Not to bring up bad memories, but in my lifetime (70 years) the things that were going to kill college sports were:
- Integration
- Freshman eligibility
- Eliminating athletic dorms and forcing athletes to room with non-athletes
- Television money
- Gambling
- Rogue boosters paying athletes to sign with their team or for game performance
- Conference expansion
- ESPN, and more recently, Fox Sports wielding power over game times and commercial timeouts
- Not using replay to correct officiating errors
- Using replay to correct officiating errors
- Businessmen paying athletes to promote their product(s) with their name, image and likeness
- Athletes having the freedom to go to any school they can qualify to enroll instead
I’m sure I’ve missed several but you get the picture. Change is inevitable in life, and in sports. It’s not necessarily good or bad, it’s simply change. College athletics, over the past 5-10 years, has been forced to change because it kept refusing to change. Athletes are adults. Athletes work 30-40 hours a week at their sport (minimum) in addition to carrying the same course load as most other students. Athletes are U.S. citizens, with the same constitutional rights as every other U.S. citizen. The courts continually remind the NCAA of that fact by ruling against them in case after case.
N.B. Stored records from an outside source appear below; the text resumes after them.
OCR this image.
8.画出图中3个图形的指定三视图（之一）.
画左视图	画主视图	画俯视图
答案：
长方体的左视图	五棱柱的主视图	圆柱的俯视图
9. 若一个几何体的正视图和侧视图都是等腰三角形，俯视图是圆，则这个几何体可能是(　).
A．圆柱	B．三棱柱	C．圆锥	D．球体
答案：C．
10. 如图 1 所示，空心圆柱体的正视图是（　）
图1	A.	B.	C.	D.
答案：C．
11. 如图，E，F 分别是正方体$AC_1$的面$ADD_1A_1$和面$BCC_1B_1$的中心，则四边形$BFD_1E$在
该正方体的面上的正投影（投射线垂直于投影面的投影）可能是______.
Yet, with all that, college sports continue to rise in popularity, and despite the fear a few rich schools will soon rule all of sports, the facts are, more schools than ever are becoming competitive. In football alone over the last few years, perennial doormats, Washington, TCU, Indiana, Baylor, SMU, Cincinnati and Arizona State have risen to make the playoff field. Yes, Alabama, Ohio State, Georgia, LSU, Michigan and a few others are still there, too. But, they are having a much harder time staying ahead of the pack because really good players are no longer content to ride the bench for 1, 2, or 3 years waiting for a chance to play if they can go somewhere and play immediately, AND, get paid to do so! It’s free market competition and it has worked in the private sector for almost 250 years now. Why on earth does anyone think it won’t work in college sports? I mean other than the coaches crying and whining about having to pay the players a few thousand dollars while they make millions to tens of millions. I love Nick Saban as a football coach, but he is beginning to disgust me as a human being.
So, calm down. College sports is going to be fine. Unless the old folks and politicians screw it up.